The Stanley Mosk Library and Court Building
914 Capitol Mall
I recently toured the newly restored California State Library building. The $62 million restoration brought the library/courts building into the modern age. (The project came in under budget at around $49 million).
Although this Maynard Dixon mural experienced a small amount of damage during the restoration, it remains in Gillis Hall for all to enjoy.
Titled, A Pageant of Traditions, the mural is sixty nine feet long and fourteen feet tall.
The mural, painted after the library was opened in 1928, symbolically depicts the greatest influences on the history and development of California.
The left side shows the Spanish influences on California. Amongst these you will find a Spanish explorer, Jesuit and Franciscan priests, Californios, and an Hispanic workman with his wife. These are all pre-industrial California.
On the right side one sees symbolic references to the all that lies East of California. These figures include a colonial settler, a Revolutionary War officer, Native Americans and several Afro-Americans. There is a forty-niner from the gold rush and a 1920s worker and his family.
Over the entry way is a male figure depicting Power and a female figure depicting Beauty. Three books, encased in halos, are the books of philosophy, science and art .
Considered one of the nations greatest Western artists, L. Maynard Dixon was born near Fresno, California in 1875. He was an interpreter of western landscapes and Native American themes. He was a painter, a muralist, and an illustrator. He died in 1946 in Tucson, Arizona.

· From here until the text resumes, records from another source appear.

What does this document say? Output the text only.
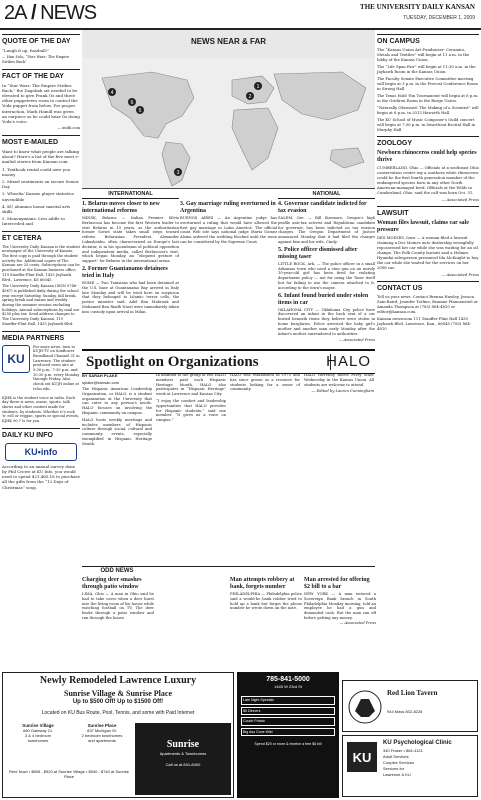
2A / NEWS	THE UNIVERSITY DAILY KANSAN
TUESDAY, DECEMBER 1, 2009
QUOTE OF THE DAY
“Laugh it up, fuzzball!”
— Han Solo, “Star Wars: The Empire Strikes Back”
FACT OF THE DAY
In “Star Wars: The Empire Strikes Back,” the Dagobah set needed to be elevated to give Frank Oz and three other puppeteers room to control the Yoda puppet from below. For proper interaction, Mark Hamill was given an earpiece so he could hear Oz doing Yoda's voice.
— imdb.com
MOST E-MAILED
Want to know what people are talking about? Here's a list of the five most e-mailed stories from Kansan.com:
1. Textbook rental could save you money
2. Mixed sentiments on secure Senior Day
3. Wheelin' Kansas player statistics unvendible
4. KU alumnus honor marital arts skills
5. Mononymians: Less addle to Interceded and
ET CETERA
The University Daily Kansan is the student newspaper of the University of Kansas. The first copy is paid through the student activity fee. Additional copies of The Kansan are 25 cents. Subscriptions can be purchased at the Kansan business office, 119 Stauffer-Flint Hall, 1435 Jayhawk Blvd., Lawrence, KS 66045.
The University Daily Kansan (ISSN 0746-4967) is published daily during the school year except Saturday, Sunday, fall break, spring break and exams and weekly during the summer session excluding holidays. Annual subscriptions by mail are $250 plus tax. Send address changes to The University Daily Kansan, 119 Stauffer-Flint Hall, 1435 Jayhawk Blvd.
MEDIA PARTNERS
KU
For more news, turn to KUJH-TV on Sunflower Broadband Channel 31 in Lawrence. The student-produced news airs at 5:30 p.m., 7:30 p.m. and 10:30 p.m. every Monday through Friday. Also, check out KUJH online at tv.ku.edu.
KJHK is the student voice in radio. Each day there is news, music, sports, talk shows and other content made for students, by students. Whether it's rock 'n' roll or reggae, sports or special events, KJHK 90.7 is for you.
DAILY KU INFO
KU•info
According to an annual survey done by Phil Crowe at KU Info, you would need to spend $21,465.18 to purchase all the gifts from the “12 Days of Christmas” song.
NEWS NEAR & FAR
1
2
3
4
5
6
INTERNATIONAL
1. Belarus moves closer to new international reforms

MINSK, Belarus — Italian Premier Silvio Berlusconi has become the first Western leader to visit Belarus in 15 years, as the authoritarian former Soviet state takes small steps toward reform. Belarusian President Alexander Lukashenko, often characterized as Europe's last dictator, is in his spoonbeam of political opposition and independent media, called Berlusconi's visit, which began Monday, an “eloquent gesture of support” for Belarus in the international arena.

2. Former Guantanamo detainees tried in Italy

ROME — Two Tunisians who had been detained at the U.S. base at Guantanamo Bay arrived in Italy late Monday and will be tried here on suspicion that they belonged to Islamic terror cells, the justice minister said. Adel Ben Mabrouk and Mohamed Ben Riadh Nasri were immediately taken into custody upon arrival in Milan.

3. Gay marriage ruling overturned in Argentina

BUENOS AIRES — An Argentine judge has overturned a ruling that would have allowed the first gay marriage in Latin America. The official count Web site says national judge Marta Gomez Alsina ordered the wedding blocked until the issue can be considered by the Supreme Court.

NATIONAL
4. Governor candidate indicted for tax evasion

SALEM, Ore. — Bill Sizemore, Oregon's high profile anti-tax activist and Republican candidate for governor, has been indicted on tax evasion charges. The Oregon Department of Justice announced Monday that it had filed the charges against him and his wife, Cindy.

5. Police officer dismissed after missing taser

LITTLE ROCK, Ark. — The police officer in a small Arkansas town who used a stun gun on an unruly 10-year-old girl has been fired for violating department policy — not for using the Taser itself but for failing to use the camera attached to it, according to the town's mayor.

6. Infant found buried under stolen items in car

OKLAHOMA CITY — Oklahoma City police have discovered an infant in the back seat of a car buried beneath items they believe were stolen in home burglaries. Police arrested the baby girl's mother and another man early Monday after the infant's mother surrendered to authorities.

— Associated Press

ON CAMPUS
The “Kansas Union Art Fundraiser: Ceramics, Metals and Textiles” will begin at 11 a.m. in the lobby of the Kansas Union.
The “Life Span Fair” will begin at 11:30 a.m. in the Jayhawk Room in the Kansas Union.
The Faculty Senate Executive Committee meeting will begin at 3 p.m. in the Provost Conference Room in Strong Hall.
The Texas Hold 'Em Tournament will begin at 6 p.m. in the Gridiron Room in the Burge Union.
“Naturally Obsessed: The Making of a Scientist” will begin at 6 p.m. in 2013 Haworth Hall.
The KU School of Music Composer's Guild concert will begin at 7:30 p.m. in Swarthout Recital Hall in Murphy Hall.
ZOOLOGY
Newborn rhinoceros could help species thrive
CUMBERLAND, Ohio — Officials at a southeast Ohio conservation center say a southern white rhinoceros could be the first fourth generation member of the endangered species born in any other North American-managed herd. Officials at the Wilds in Cumberland, Ohio, said the calf was born Oct. 31.
— Associated Press
LAWSUIT
Woman files lawsuit, claims car sale pressure
DES MOINES, Iowa — A woman filed a lawsuit claiming a Des Moines auto dealership wrongfully repossessed her car while she was waiting for an oil change. The Polk County lawsuit said a Holmes Hyundai salesperson pressured Ida McKnight to buy the car while she waited for the services on her 2006 car.
— Associated Press
CONTACT US
Tell us your news. Contact Brenna Hawley, Jessica Sain-Baird, Jennifer Torline, Brianne Pfannenstiel or Amanda Thompson at (785) 864-4810 or editor@kansan.com.
Kansan newsroom 111 Stauffer-Flint Hall 1435 Jayhawk Blvd. Lawrence, Kan., 66045 (785) 864-4810
Spotlight on Organizations	HALO
BY SARAH PLAKE
splake@kansan.com

The Hispanic American Leadership Organization, or HALO, is a student organization at the University that can cater to any person's needs. HALO focuses on involving the Hispanic community on campus.

HALO hosts weekly meetings and includes members of Hispanic culture through social, cultural and community events, especially exemplified in Hispanic Heritage Month.

In addition to the group of two HALO members paid each Hispanic Heritage Month, HALO also participates in “Hispanic Heritage” week at Lawrence and Kansas City.

“I enjoy the comfort and leadership opportunities that HALO provides for Hispanic students,” said one member. “It gives us a voice on campus.”

HALO was established in 1973 and has since grown as a resource for students looking for a sense of community.

HALO currently meets every other Wednesday in the Kansas Union. All students are welcome to attend.

— Edited by Lauren Cunningham

ODD NEWS
Charging deer smashes through patio window

LIMA, Ohio — A man in Ohio said he had to take cover when a deer burst into the living room of his house while watching football on TV. The deer broke through a patio window and ran through the house.

Man attempts robbery at bank, forgets number

PHILADELPHIA — Philadelphia police said a would-be bank robber tried to hold up a bank but forgot the phone number he wrote down on the note.

Man arrested for offering $2 bill to a bar

NEW YORK — A man entered a Sovereign Bank branch in South Philadelphia Monday morning, told an employee he had a gun and demanded cash. But the man ran off before getting any money.

— Associated Press

Newly Remodeled Lawrence Luxury
Sunrise Village & Sunrise Place
Up to $500 Off! Up to $1500 Off!
Located on KU Bus Route, Pool, Tennis, and some with Paid Internet
Sunrise Village
660 Gateway Ct.
3 & 4 bedroom
townhomes
Sunrise Place
837 Michigan St.
2 bedroom townhomes
and apartments
Rent Now! • $895 - $920 at Sunrise Village • $540 - $740 at Sunrise Place
Sunrise
Apartments & Townhomes
Call us at 841-8400
785-841-5000
1445 W 23rd St
Late Night Specials
$5 Dinners
Couch Potato
Big Ass Cone Wild
Spend $20 or more & receive a free $5 bill
Red Lion Tavern
944 Mass 832-8228
KU
KU Psychological Clinic
340 Fraser • 864-4121
Adult Services
Couples Services
Services for
Lawrence & KU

Although he was primarily self-taught, Dixon briefly studied at California Institute of Design in 1893. He worked as an illustrator for several California publications before going to New York where he worked at Scribner’s and Harper’s Monthly from 1907 to 1912.
He received a bronze medal for Trail in Oregon (1915) at the Panama-Pacific International Exposition.
The California State Library Foundations Bulletin put out a special issue on the restoration of the building in November of 2013. It has excellent accounts of the life of Dixon and his preparation and execution of this mural beginning on page 14.
The library is open to the public Monday through Friday from 9:30 am to 4:00 pm, excluding holidays.